Designed experiences such as walking across the tangle of a Eucalypt forest floor, or the passage through wind pruned coastal heath, is juxtaposed amongst the order reminiscent of forestry plantations and gardens that evoke the patterns of urbanisation on our coastal fringe. The botanical collection plays a fundamental supporting role in accentuating the interpretive experience.
Here the narrative has informed the composition and the experience reinforces the message. It aims to strike a balance,between abstraction, metaphor and poetry. Not every visitor will take home the same message, as each will have their own experience. It allows many layers of emotional and intellectual discovery.
Choreography
Walking through the Australian landscape is a journey of constant weaves, shifts and jumps. One never travels in a straight line - the flora gets in the way! This choreography of movement is captured in the Australian Garden, where visitors are taken on a distinctly unconventional journey. Visitors are invited into the landscape via a pathway system that constantly morphs according to the landscape narrative and garden experience. Crusty paths in the Gondwana Garden shift to become over water circular grated plate which connects to a field of stones where the actual path is no longer apparent.
Equally as there is not one linear narrative to describe the Australian landscape, paths in the Australian landscape lead visitors on many journeys and many experiences. This is a garden of discovery, of multiple experiences and of cumulative knowledge.
The New Public
As is the largest botanic garden devoted to the display of Australian flora, the Australian Garden is now host to a vast collection of plants for scientific, educative, and conservation purposes. It plays a vital role in helping scientists and the public understand the history, present day uses and what the future may hold for plants in natural and urban environments. It embraces the importance of biodiversity and our increased understanding of the need to protect species and ecosystems to safeguard the world’s biological heritage.

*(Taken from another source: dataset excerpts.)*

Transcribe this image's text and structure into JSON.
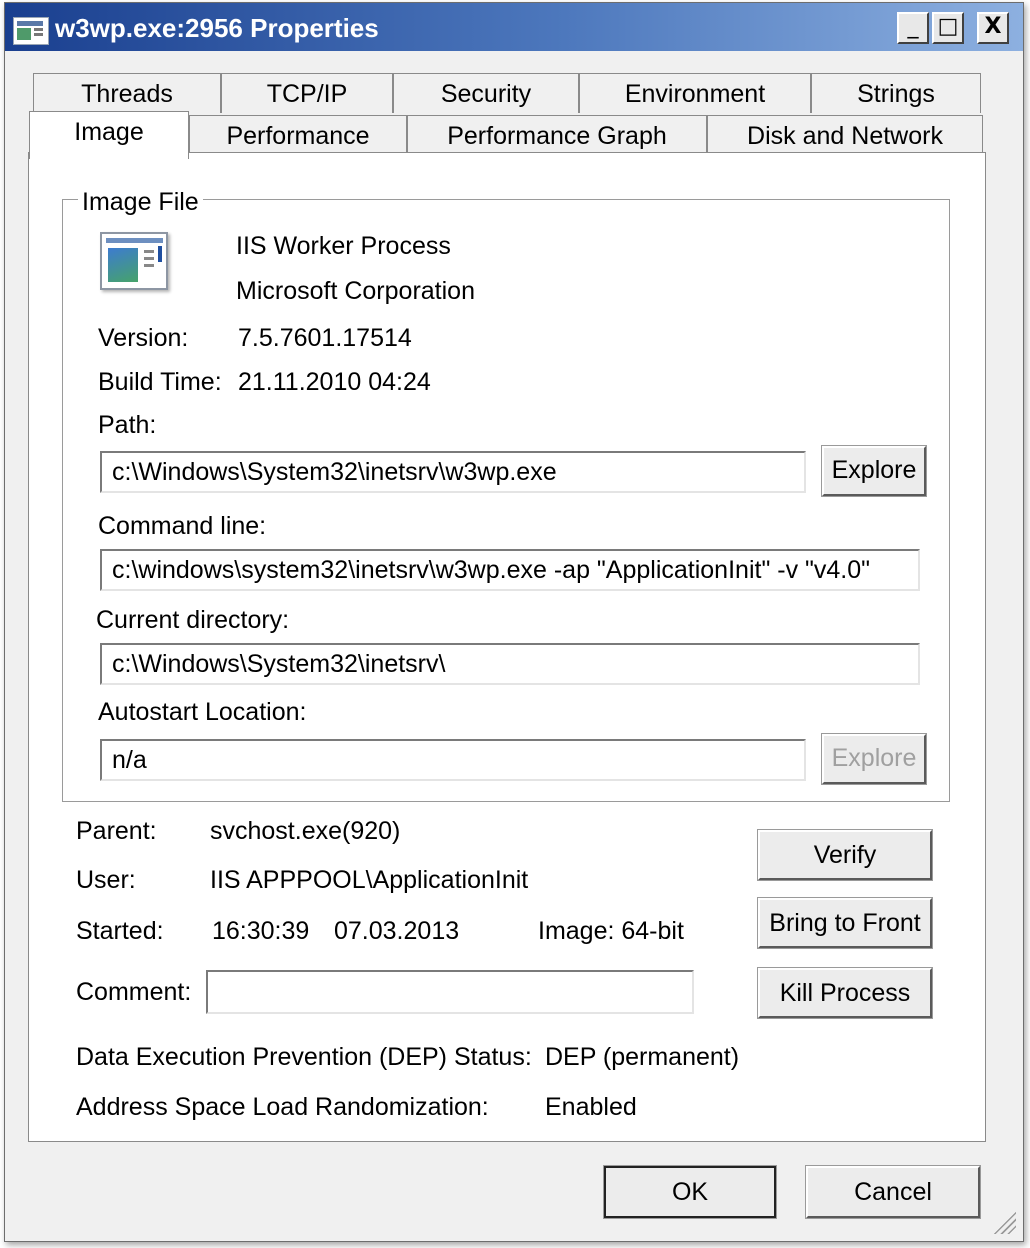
{
  "window": {
    "title": "w3wp.exe:2956 Properties",
    "controls": {
      "minimize": "_",
      "maximize": "□",
      "close": "X"
    }
  },
  "tabs": {
    "row1": [
      "Threads",
      "TCP/IP",
      "Security",
      "Environment",
      "Strings"
    ],
    "row2": [
      "Image",
      "Performance",
      "Performance Graph",
      "Disk and Network"
    ],
    "active": "Image"
  },
  "image_file": {
    "legend": "Image File",
    "description": "IIS Worker Process",
    "company": "Microsoft Corporation",
    "version_label": "Version:",
    "version": "7.5.7601.17514",
    "build_time_label": "Build Time:",
    "build_time": "21.11.2010 04:24",
    "path_label": "Path:",
    "path": "c:\\Windows\\System32\\inetsrv\\w3wp.exe",
    "explore_label": "Explore",
    "command_line_label": "Command line:",
    "command_line": "c:\\windows\\system32\\inetsrv\\w3wp.exe -ap \"ApplicationInit\" -v \"v4.0\"",
    "current_directory_label": "Current directory:",
    "current_directory": "c:\\Windows\\System32\\inetsrv\\",
    "autostart_label": "Autostart Location:",
    "autostart": "n/a",
    "autostart_explore_label": "Explore"
  },
  "details": {
    "parent_label": "Parent:",
    "parent": "svchost.exe(920)",
    "user_label": "User:",
    "user": "IIS APPPOOL\\ApplicationInit",
    "started_label": "Started:",
    "started_time": "16:30:39",
    "started_date": "07.03.2013",
    "image_bits": "Image: 64-bit",
    "comment_label": "Comment:",
    "comment": "",
    "dep_label": "Data Execution Prevention (DEP) Status:",
    "dep_value": "DEP (permanent)",
    "aslr_label": "Address Space Load Randomization:",
    "aslr_value": "Enabled"
  },
  "actions": {
    "verify": "Verify",
    "bring_to_front": "Bring to Front",
    "kill_process": "Kill Process"
  },
  "footer": {
    "ok": "OK",
    "cancel": "Cancel"
  }
}
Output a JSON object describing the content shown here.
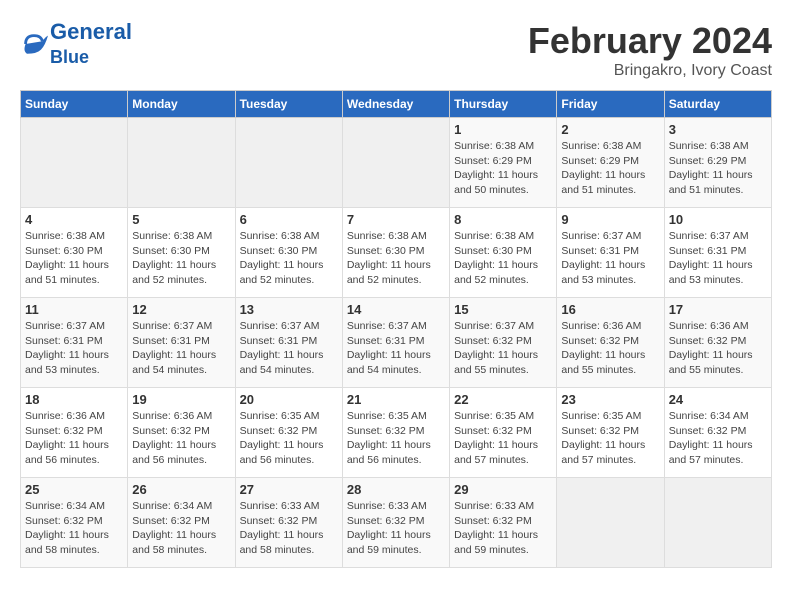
{
  "header": {
    "logo_line1": "General",
    "logo_line2": "Blue",
    "month_year": "February 2024",
    "subtitle": "Bringakro, Ivory Coast"
  },
  "calendar": {
    "days_of_week": [
      "Sunday",
      "Monday",
      "Tuesday",
      "Wednesday",
      "Thursday",
      "Friday",
      "Saturday"
    ],
    "weeks": [
      [
        {
          "day": "",
          "info": ""
        },
        {
          "day": "",
          "info": ""
        },
        {
          "day": "",
          "info": ""
        },
        {
          "day": "",
          "info": ""
        },
        {
          "day": "1",
          "info": "Sunrise: 6:38 AM\nSunset: 6:29 PM\nDaylight: 11 hours\nand 50 minutes."
        },
        {
          "day": "2",
          "info": "Sunrise: 6:38 AM\nSunset: 6:29 PM\nDaylight: 11 hours\nand 51 minutes."
        },
        {
          "day": "3",
          "info": "Sunrise: 6:38 AM\nSunset: 6:29 PM\nDaylight: 11 hours\nand 51 minutes."
        }
      ],
      [
        {
          "day": "4",
          "info": "Sunrise: 6:38 AM\nSunset: 6:30 PM\nDaylight: 11 hours\nand 51 minutes."
        },
        {
          "day": "5",
          "info": "Sunrise: 6:38 AM\nSunset: 6:30 PM\nDaylight: 11 hours\nand 52 minutes."
        },
        {
          "day": "6",
          "info": "Sunrise: 6:38 AM\nSunset: 6:30 PM\nDaylight: 11 hours\nand 52 minutes."
        },
        {
          "day": "7",
          "info": "Sunrise: 6:38 AM\nSunset: 6:30 PM\nDaylight: 11 hours\nand 52 minutes."
        },
        {
          "day": "8",
          "info": "Sunrise: 6:38 AM\nSunset: 6:30 PM\nDaylight: 11 hours\nand 52 minutes."
        },
        {
          "day": "9",
          "info": "Sunrise: 6:37 AM\nSunset: 6:31 PM\nDaylight: 11 hours\nand 53 minutes."
        },
        {
          "day": "10",
          "info": "Sunrise: 6:37 AM\nSunset: 6:31 PM\nDaylight: 11 hours\nand 53 minutes."
        }
      ],
      [
        {
          "day": "11",
          "info": "Sunrise: 6:37 AM\nSunset: 6:31 PM\nDaylight: 11 hours\nand 53 minutes."
        },
        {
          "day": "12",
          "info": "Sunrise: 6:37 AM\nSunset: 6:31 PM\nDaylight: 11 hours\nand 54 minutes."
        },
        {
          "day": "13",
          "info": "Sunrise: 6:37 AM\nSunset: 6:31 PM\nDaylight: 11 hours\nand 54 minutes."
        },
        {
          "day": "14",
          "info": "Sunrise: 6:37 AM\nSunset: 6:31 PM\nDaylight: 11 hours\nand 54 minutes."
        },
        {
          "day": "15",
          "info": "Sunrise: 6:37 AM\nSunset: 6:32 PM\nDaylight: 11 hours\nand 55 minutes."
        },
        {
          "day": "16",
          "info": "Sunrise: 6:36 AM\nSunset: 6:32 PM\nDaylight: 11 hours\nand 55 minutes."
        },
        {
          "day": "17",
          "info": "Sunrise: 6:36 AM\nSunset: 6:32 PM\nDaylight: 11 hours\nand 55 minutes."
        }
      ],
      [
        {
          "day": "18",
          "info": "Sunrise: 6:36 AM\nSunset: 6:32 PM\nDaylight: 11 hours\nand 56 minutes."
        },
        {
          "day": "19",
          "info": "Sunrise: 6:36 AM\nSunset: 6:32 PM\nDaylight: 11 hours\nand 56 minutes."
        },
        {
          "day": "20",
          "info": "Sunrise: 6:35 AM\nSunset: 6:32 PM\nDaylight: 11 hours\nand 56 minutes."
        },
        {
          "day": "21",
          "info": "Sunrise: 6:35 AM\nSunset: 6:32 PM\nDaylight: 11 hours\nand 56 minutes."
        },
        {
          "day": "22",
          "info": "Sunrise: 6:35 AM\nSunset: 6:32 PM\nDaylight: 11 hours\nand 57 minutes."
        },
        {
          "day": "23",
          "info": "Sunrise: 6:35 AM\nSunset: 6:32 PM\nDaylight: 11 hours\nand 57 minutes."
        },
        {
          "day": "24",
          "info": "Sunrise: 6:34 AM\nSunset: 6:32 PM\nDaylight: 11 hours\nand 57 minutes."
        }
      ],
      [
        {
          "day": "25",
          "info": "Sunrise: 6:34 AM\nSunset: 6:32 PM\nDaylight: 11 hours\nand 58 minutes."
        },
        {
          "day": "26",
          "info": "Sunrise: 6:34 AM\nSunset: 6:32 PM\nDaylight: 11 hours\nand 58 minutes."
        },
        {
          "day": "27",
          "info": "Sunrise: 6:33 AM\nSunset: 6:32 PM\nDaylight: 11 hours\nand 58 minutes."
        },
        {
          "day": "28",
          "info": "Sunrise: 6:33 AM\nSunset: 6:32 PM\nDaylight: 11 hours\nand 59 minutes."
        },
        {
          "day": "29",
          "info": "Sunrise: 6:33 AM\nSunset: 6:32 PM\nDaylight: 11 hours\nand 59 minutes."
        },
        {
          "day": "",
          "info": ""
        },
        {
          "day": "",
          "info": ""
        }
      ]
    ]
  }
}
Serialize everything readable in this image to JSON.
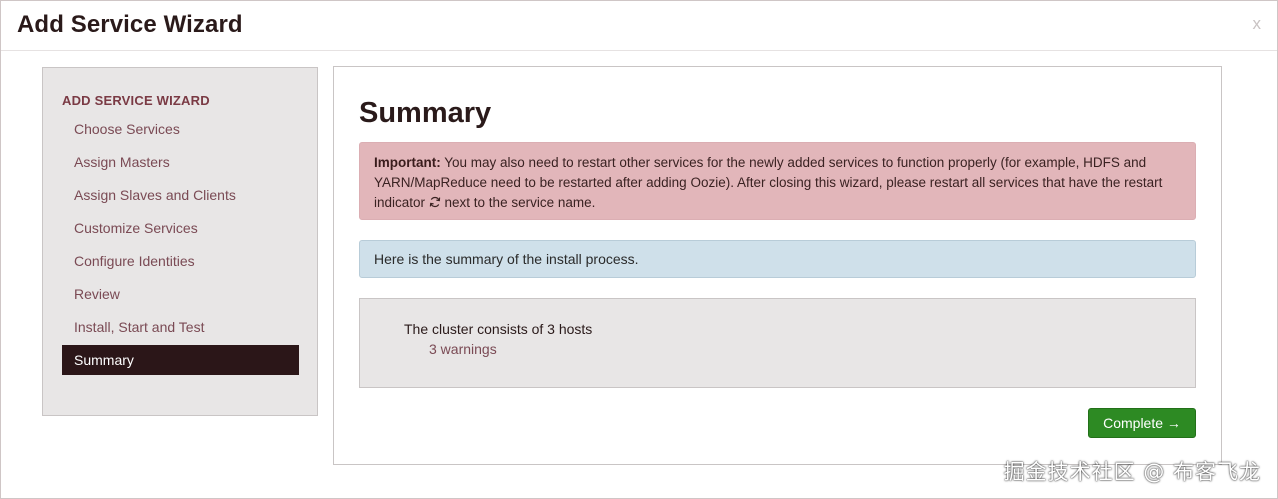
{
  "modal": {
    "title": "Add Service Wizard",
    "close_label": "x"
  },
  "sidebar": {
    "header": "ADD SERVICE WIZARD",
    "items": [
      {
        "label": "Choose Services"
      },
      {
        "label": "Assign Masters"
      },
      {
        "label": "Assign Slaves and Clients"
      },
      {
        "label": "Customize Services"
      },
      {
        "label": "Configure Identities"
      },
      {
        "label": "Review"
      },
      {
        "label": "Install, Start and Test"
      },
      {
        "label": "Summary",
        "active": true
      }
    ]
  },
  "main": {
    "title": "Summary",
    "important_label": "Important:",
    "important_text_before_icon": " You may also need to restart other services for the newly added services to function properly (for example, HDFS and YARN/MapReduce need to be restarted after adding Oozie). After closing this wizard, please restart all services that have the restart indicator ",
    "important_text_after_icon": " next to the service name.",
    "info_text": "Here is the summary of the install process.",
    "summary_line": "The cluster consists of 3 hosts",
    "warnings_link": "3 warnings",
    "complete_button": "Complete →"
  },
  "watermark": "掘金技术社区 @ 布客飞龙",
  "colors": {
    "active_sidebar_bg": "#2b1618",
    "important_bg": "#e2b6ba",
    "info_bg": "#cfe0ea",
    "complete_bg": "#2d8a23",
    "link_color": "#7a4a54"
  },
  "icons": {
    "restart": "refresh-icon",
    "close": "close-icon"
  }
}
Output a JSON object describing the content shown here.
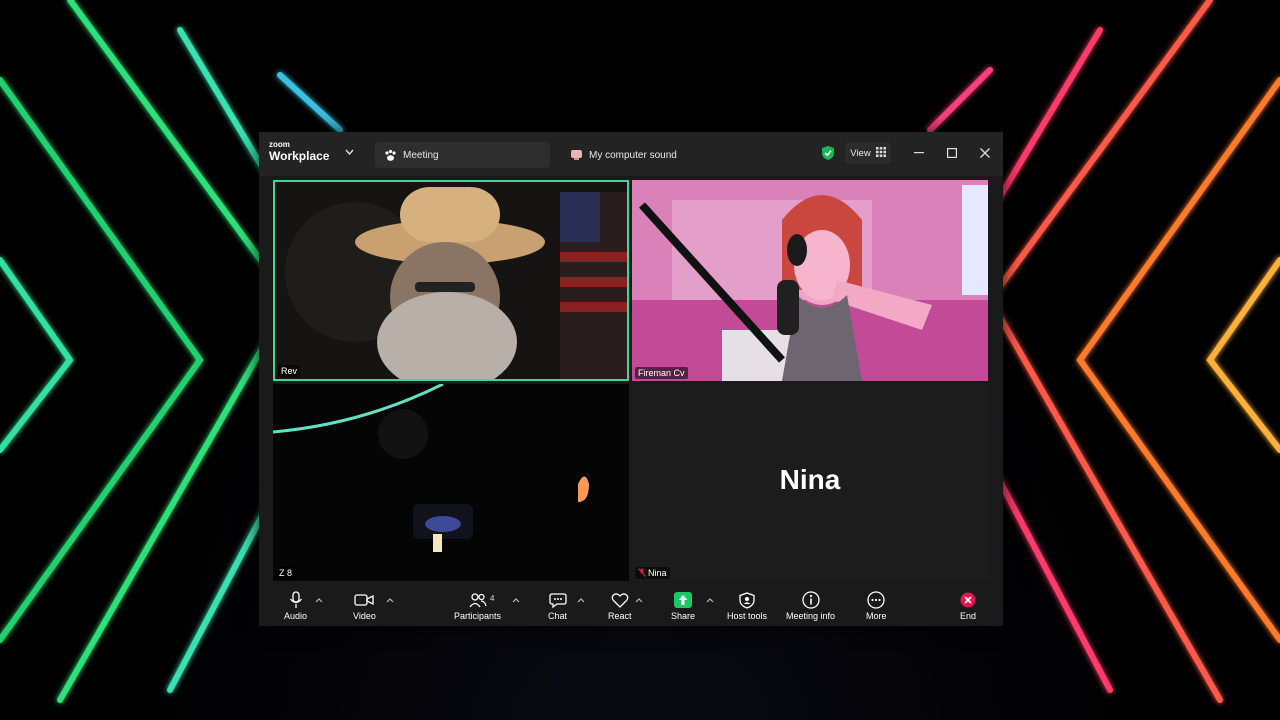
{
  "window": {
    "brand_small": "zoom",
    "brand_big": "Workplace",
    "tabs": [
      {
        "label": "Meeting",
        "icon": "paw-icon"
      },
      {
        "label": "My computer sound",
        "icon": "computer-sound-icon"
      }
    ],
    "view_label": "View",
    "colors": {
      "accent": "#3fd59a",
      "end": "#e0174c",
      "share": "#17c964"
    }
  },
  "tiles": [
    {
      "name": "Rev",
      "active_speaker": true
    },
    {
      "name": "Fireman Cv"
    },
    {
      "name": "Z 8"
    },
    {
      "name": "Nina",
      "avatar_text": "Nina",
      "muted": true
    }
  ],
  "toolbar": {
    "audio": "Audio",
    "video": "Video",
    "participants": "Participants",
    "participants_count": "4",
    "chat": "Chat",
    "react": "React",
    "share": "Share",
    "host_tools": "Host tools",
    "meeting_info": "Meeting info",
    "more": "More",
    "end": "End"
  }
}
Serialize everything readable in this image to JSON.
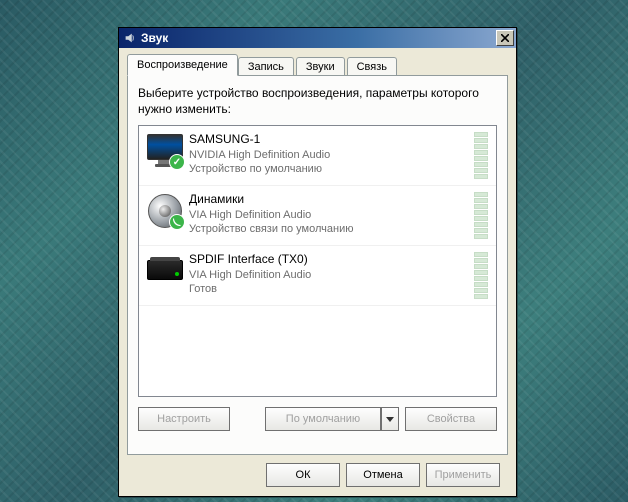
{
  "window": {
    "title": "Звук"
  },
  "tabs": {
    "playback": "Воспроизведение",
    "recording": "Запись",
    "sounds": "Звуки",
    "communications": "Связь"
  },
  "instruction": "Выберите устройство воспроизведения, параметры которого нужно изменить:",
  "devices": [
    {
      "name": "SAMSUNG-1",
      "subtitle": "NVIDIA High Definition Audio",
      "status": "Устройство по умолчанию"
    },
    {
      "name": "Динамики",
      "subtitle": "VIA High Definition Audio",
      "status": "Устройство связи по умолчанию"
    },
    {
      "name": "SPDIF Interface (TX0)",
      "subtitle": "VIA High Definition Audio",
      "status": "Готов"
    }
  ],
  "panelButtons": {
    "configure": "Настроить",
    "setDefault": "По умолчанию",
    "properties": "Свойства"
  },
  "dialogButtons": {
    "ok": "ОК",
    "cancel": "Отмена",
    "apply": "Применить"
  }
}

The Australian Garden however performs another role, one as the new public realm for an ever expanding city. Messages of biodiversity and sustainability are integrated into its role as a new major visitor destination where not only do visitors come to explore the plant collections but to also be entertained, through interactive workshops, music, cinema, markets, cafes and play.
A Rehabilitation Strategy
The Australian Garden is located in a former sand quarry that had denuded the vegetation and exhumed all traces of soil. Rather than importing new soil media, the design team, working with horticulturalist and designer, Paul Thompson, asked how could the design and selection of florarespond creatively to this challenging site condition. The outcome utilizes 170,000 plants across 1700 species all adapted to this challenging site condition, with species selected not only for their suitability to low organic media, but also their adaptation to low water utilization and drought tolerance.